Regardless of what the Supreme Court may rule later this month, any remnant of “Obamacare” will be gone. We’ll return to the prior insurance-company-controlled system. As a result, health care costs will continue to spiral out-of-control. People will lose coverage when they get laid off from a job and will be unable to get coverage at all if they have a “pre-existing condition.” Somehow, this will be explained as fairer and more financially sane than any sort of universal health care.

Taxes and financial regulations

The wealth of richest 1% of the country will continue its upward spiral while the incomes and net worths of the rest of the country continues its decline. We will accelerate the deregulation of banks, corporations and any other institutions with sufficient money to successfully lobby Congress — allowing them to take completely unsound risks without almost no fear of any consequences if they lose.

Political contributions from corporations and their wealthy top executives will continue to buy election outcomes because, thanks to the Supreme Court’s Citizens United ruling and the resulting Super-PACs, these entities will be able to outspend the collective contributions of the entire rest of the country.

We will continue to cut taxes to the point that almost no local government services can be adequately supported. We will witness the decline of police departments, fire departments, social services, public transportation and other public institutions. At the national level, programs like Social Security will be privatized.

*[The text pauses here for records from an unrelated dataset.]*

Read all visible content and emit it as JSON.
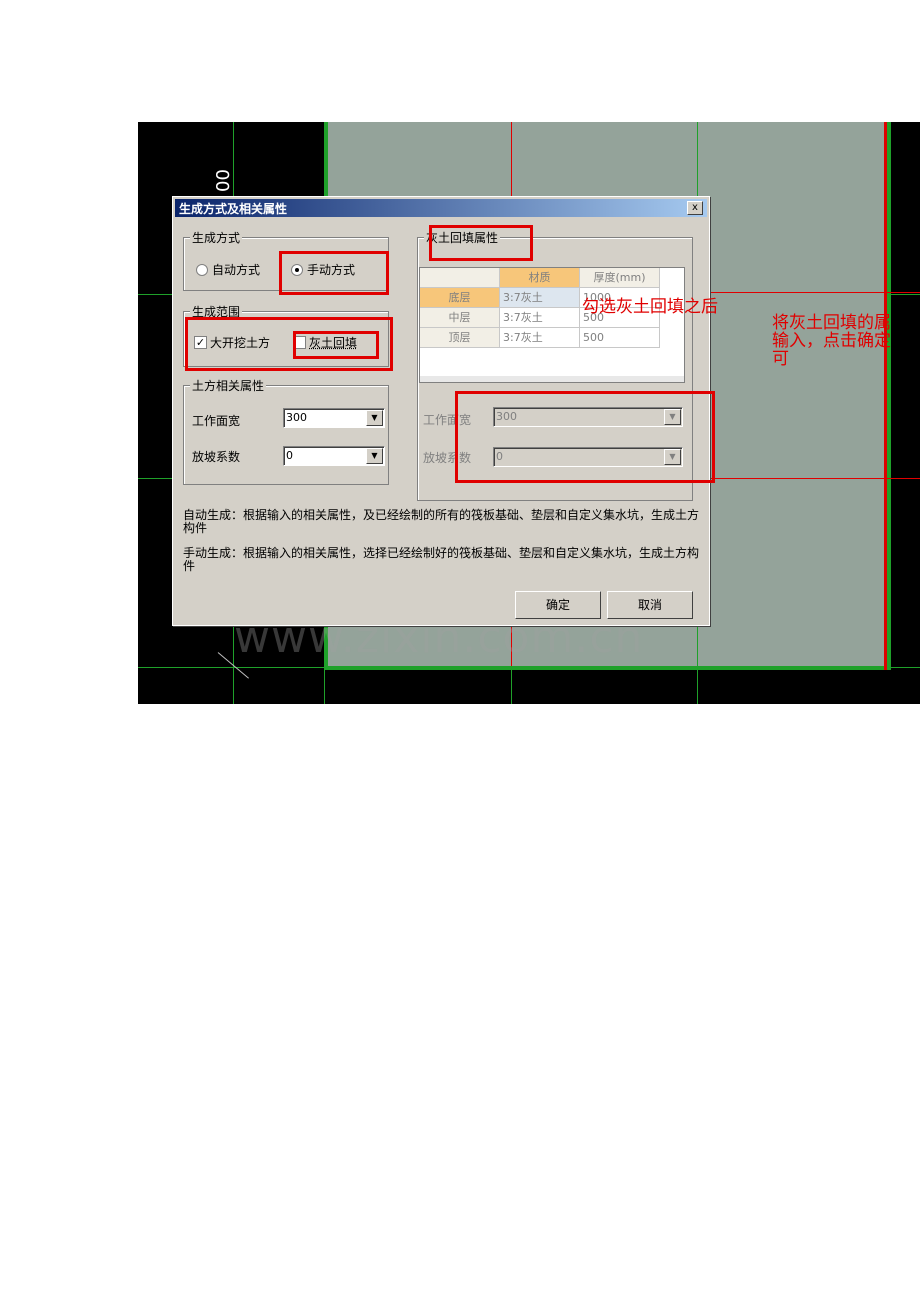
{
  "background": {
    "dimension_label": "00",
    "colors": {
      "cad_bg": "#000000",
      "slab": "#94a39a",
      "border": "#1fa12a",
      "axis": "#e00000",
      "grid": "#1fa12a"
    }
  },
  "dialog": {
    "title": "生成方式及相关属性",
    "close_label": "x",
    "mode_group": {
      "legend": "生成方式",
      "options": [
        {
          "label": "自动方式",
          "selected": false
        },
        {
          "label": "手动方式",
          "selected": true
        }
      ]
    },
    "range_group": {
      "legend": "生成范围",
      "options": [
        {
          "label": "大开挖土方",
          "checked": true,
          "check_mark": "✓"
        },
        {
          "label": "灰土回填",
          "checked": false,
          "check_mark": ""
        }
      ]
    },
    "earth_group": {
      "legend": "土方相关属性",
      "fields": [
        {
          "label": "工作面宽",
          "value": "300"
        },
        {
          "label": "放坡系数",
          "value": "0"
        }
      ]
    },
    "lime_group": {
      "legend": "灰土回填属性",
      "table": {
        "headers": [
          "",
          "材质",
          "厚度(mm)"
        ],
        "rows": [
          {
            "name": "底层",
            "material": "3:7灰土",
            "thickness": "1000"
          },
          {
            "name": "中层",
            "material": "3:7灰土",
            "thickness": "500"
          },
          {
            "name": "顶层",
            "material": "3:7灰土",
            "thickness": "500"
          }
        ]
      },
      "fields": [
        {
          "label": "工作面宽",
          "value": "300"
        },
        {
          "label": "放坡系数",
          "value": "0"
        }
      ]
    },
    "descriptions": [
      "自动生成：根据输入的相关属性，及已经绘制的所有的筏板基础、垫层和自定义集水坑，生成土方构件",
      "手动生成：根据输入的相关属性，选择已经绘制好的筏板基础、垫层和自定义集水坑，生成土方构件"
    ],
    "buttons": {
      "ok": "确定",
      "cancel": "取消"
    }
  },
  "annotations": {
    "after_check": "勾选灰土回填之后",
    "instruction_lines": [
      "将灰土回填的属",
      "输入，点击确定",
      "可"
    ],
    "color": "#e00000"
  },
  "watermark": "www.zixin.com.cn"
}
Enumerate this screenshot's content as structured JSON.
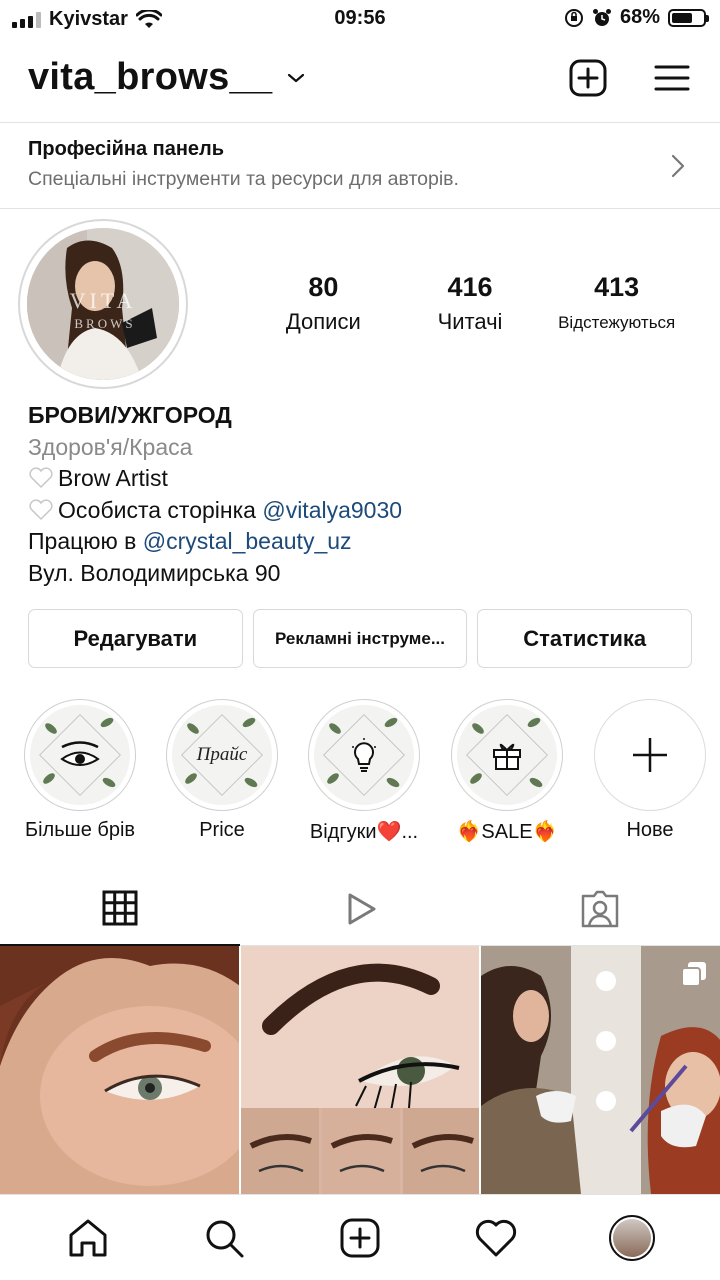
{
  "status_bar": {
    "carrier": "Kyivstar",
    "time": "09:56",
    "battery": "68%",
    "battery_level": 0.68
  },
  "header": {
    "username": "vita_brows__",
    "icons": [
      "chevron-down-icon",
      "new-post-icon",
      "menu-icon"
    ]
  },
  "pro_panel": {
    "title": "Професійна панель",
    "subtitle": "Спеціальні інструменти та ресурси для авторів."
  },
  "profile": {
    "avatar_text_1": "VITA",
    "avatar_text_2": "BROWS",
    "stats": [
      {
        "value": "80",
        "label": "Дописи"
      },
      {
        "value": "416",
        "label": "Читачі"
      },
      {
        "value": "413",
        "label": "Відстежуються"
      }
    ],
    "name": "БРОВИ/УЖГОРОД",
    "category": "Здоров'я/Краса",
    "bio": {
      "line1_text": "Brow Artist",
      "line2_text": "Особиста сторінка ",
      "line2_mention": "@vitalya9030",
      "line3_text": "Працюю в ",
      "line3_mention": "@crystal_beauty_uz",
      "line4_text": "Вул. Володимирська 90"
    }
  },
  "buttons": {
    "edit": "Редагувати",
    "ads": "Рекламні інструме...",
    "stats": "Статистика"
  },
  "highlights": [
    {
      "label": "Більше брів",
      "icon": "eye-brow-icon"
    },
    {
      "label": "Price",
      "icon": "price-tag-icon",
      "inner_text": "Прайс"
    },
    {
      "label": "Відгуки❤️...",
      "icon": "lightbulb-icon"
    },
    {
      "label": "❤️‍🔥SALE❤️‍🔥",
      "icon": "gift-icon"
    },
    {
      "label": "Нове",
      "icon": "plus-icon"
    }
  ],
  "tabs": [
    "grid-icon",
    "reels-icon",
    "tagged-icon"
  ],
  "bottom_nav": [
    "home-icon",
    "search-icon",
    "create-icon",
    "heart-icon",
    "profile-avatar"
  ],
  "colors": {
    "mention": "#1d4a7a",
    "secondary_text": "#6e6e6e",
    "border": "#d9d9d9"
  }
}
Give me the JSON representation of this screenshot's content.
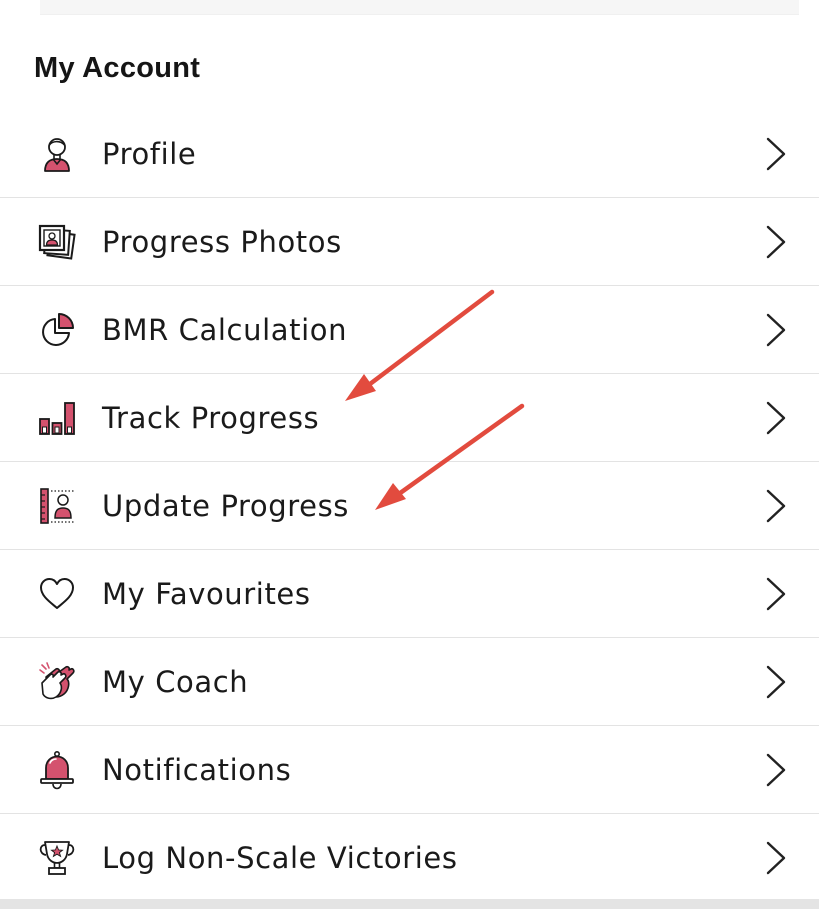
{
  "section": {
    "title": "My Account"
  },
  "menu": {
    "items": [
      {
        "label": "Profile",
        "icon": "profile-icon"
      },
      {
        "label": "Progress Photos",
        "icon": "photos-icon"
      },
      {
        "label": "BMR Calculation",
        "icon": "pie-chart-icon"
      },
      {
        "label": "Track Progress",
        "icon": "bar-chart-icon"
      },
      {
        "label": "Update Progress",
        "icon": "measure-icon"
      },
      {
        "label": "My Favourites",
        "icon": "heart-icon"
      },
      {
        "label": "My Coach",
        "icon": "clapping-hands-icon"
      },
      {
        "label": "Notifications",
        "icon": "bell-icon"
      },
      {
        "label": "Log Non-Scale Victories",
        "icon": "trophy-icon"
      }
    ]
  },
  "colors": {
    "accent": "#d4526e",
    "arrow": "#e24b3e",
    "divider": "#e3e3e3",
    "text": "#1a1a1a"
  }
}
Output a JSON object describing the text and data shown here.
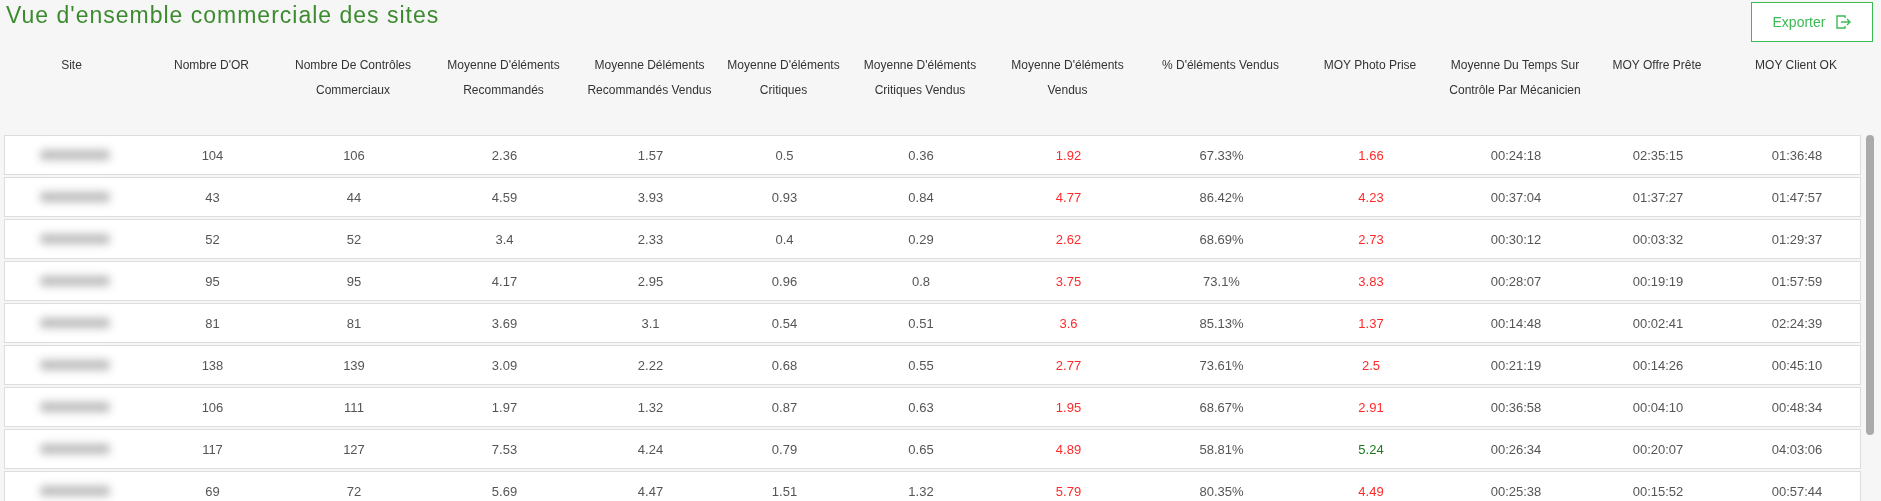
{
  "title": "Vue d'ensemble commerciale des sites",
  "export_button": {
    "label": "Exporter"
  },
  "table": {
    "columns": [
      "Site",
      "Nombre D'OR",
      "Nombre De Contrôles Commerciaux",
      "Moyenne D'éléments Recommandés",
      "Moyenne Déléments Recommandés Vendus",
      "Moyenne D'éléments Critiques",
      "Moyenne D'éléments Critiques Vendus",
      "Moyenne D'éléments Vendus",
      "% D'éléments Vendus",
      "MOY Photo Prise",
      "Moyenne Du Temps Sur Contrôle Par Mécanicien",
      "MOY Offre Prête",
      "MOY Client OK"
    ],
    "rows": [
      {
        "cells": [
          {
            "kind": "blurred"
          },
          "104",
          "106",
          "2.36",
          "1.57",
          "0.5",
          "0.36",
          {
            "text": "1.92",
            "color": "#ff2a2a"
          },
          "67.33%",
          {
            "text": "1.66",
            "color": "#ff2a2a"
          },
          "00:24:18",
          "02:35:15",
          "01:36:48"
        ]
      },
      {
        "cells": [
          {
            "kind": "blurred"
          },
          "43",
          "44",
          "4.59",
          "3.93",
          "0.93",
          "0.84",
          {
            "text": "4.77",
            "color": "#ff2a2a"
          },
          "86.42%",
          {
            "text": "4.23",
            "color": "#ff2a2a"
          },
          "00:37:04",
          "01:37:27",
          "01:47:57"
        ]
      },
      {
        "cells": [
          {
            "kind": "blurred"
          },
          "52",
          "52",
          "3.4",
          "2.33",
          "0.4",
          "0.29",
          {
            "text": "2.62",
            "color": "#ff2a2a"
          },
          "68.69%",
          {
            "text": "2.73",
            "color": "#ff2a2a"
          },
          "00:30:12",
          "00:03:32",
          "01:29:37"
        ]
      },
      {
        "cells": [
          {
            "kind": "blurred"
          },
          "95",
          "95",
          "4.17",
          "2.95",
          "0.96",
          "0.8",
          {
            "text": "3.75",
            "color": "#ff2a2a"
          },
          "73.1%",
          {
            "text": "3.83",
            "color": "#ff2a2a"
          },
          "00:28:07",
          "00:19:19",
          "01:57:59"
        ]
      },
      {
        "cells": [
          {
            "kind": "blurred"
          },
          "81",
          "81",
          "3.69",
          "3.1",
          "0.54",
          "0.51",
          {
            "text": "3.6",
            "color": "#ff2a2a"
          },
          "85.13%",
          {
            "text": "1.37",
            "color": "#ff2a2a"
          },
          "00:14:48",
          "00:02:41",
          "02:24:39"
        ]
      },
      {
        "cells": [
          {
            "kind": "blurred"
          },
          "138",
          "139",
          "3.09",
          "2.22",
          "0.68",
          "0.55",
          {
            "text": "2.77",
            "color": "#ff2a2a"
          },
          "73.61%",
          {
            "text": "2.5",
            "color": "#ff2a2a"
          },
          "00:21:19",
          "00:14:26",
          "00:45:10"
        ]
      },
      {
        "cells": [
          {
            "kind": "blurred"
          },
          "106",
          "111",
          "1.97",
          "1.32",
          "0.87",
          "0.63",
          {
            "text": "1.95",
            "color": "#ff2a2a"
          },
          "68.67%",
          {
            "text": "2.91",
            "color": "#ff2a2a"
          },
          "00:36:58",
          "00:04:10",
          "00:48:34"
        ]
      },
      {
        "cells": [
          {
            "kind": "blurred"
          },
          "117",
          "127",
          "7.53",
          "4.24",
          "0.79",
          "0.65",
          {
            "text": "4.89",
            "color": "#ff2a2a"
          },
          "58.81%",
          {
            "text": "5.24",
            "color": "#1e7a1e"
          },
          "00:26:34",
          "00:20:07",
          "04:03:06"
        ]
      },
      {
        "cells": [
          {
            "kind": "blurred"
          },
          "69",
          "72",
          "5.69",
          "4.47",
          "1.51",
          "1.32",
          {
            "text": "5.79",
            "color": "#ff2a2a"
          },
          "80.35%",
          {
            "text": "4.49",
            "color": "#ff2a2a"
          },
          "00:25:38",
          "00:15:52",
          "00:57:44"
        ]
      }
    ]
  }
}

The ability of the minority party to obstruct any legislation from passing will continue — at least when the Republicans are in the minority. The filibuster and similar measures will ensure that Congress remains dysfunctional.

The Supreme Court will continue its own deterioration from a neutral protector of Constitutional law into a partisan conservative institution.

Bottom Line

If you are cheering at the prospect of all of these developments, then you are hoping for a country very different from the one I would like to see. If, on the other hand, you are dismayed that this could be the future of the U.S., then you have a choice. Do nothing and let this thought experiment become reality — as it is already well on its way to doing. Or decide that “let the conservatives win” may not be the best strategy after all — and stand up and try to do something to prevent it.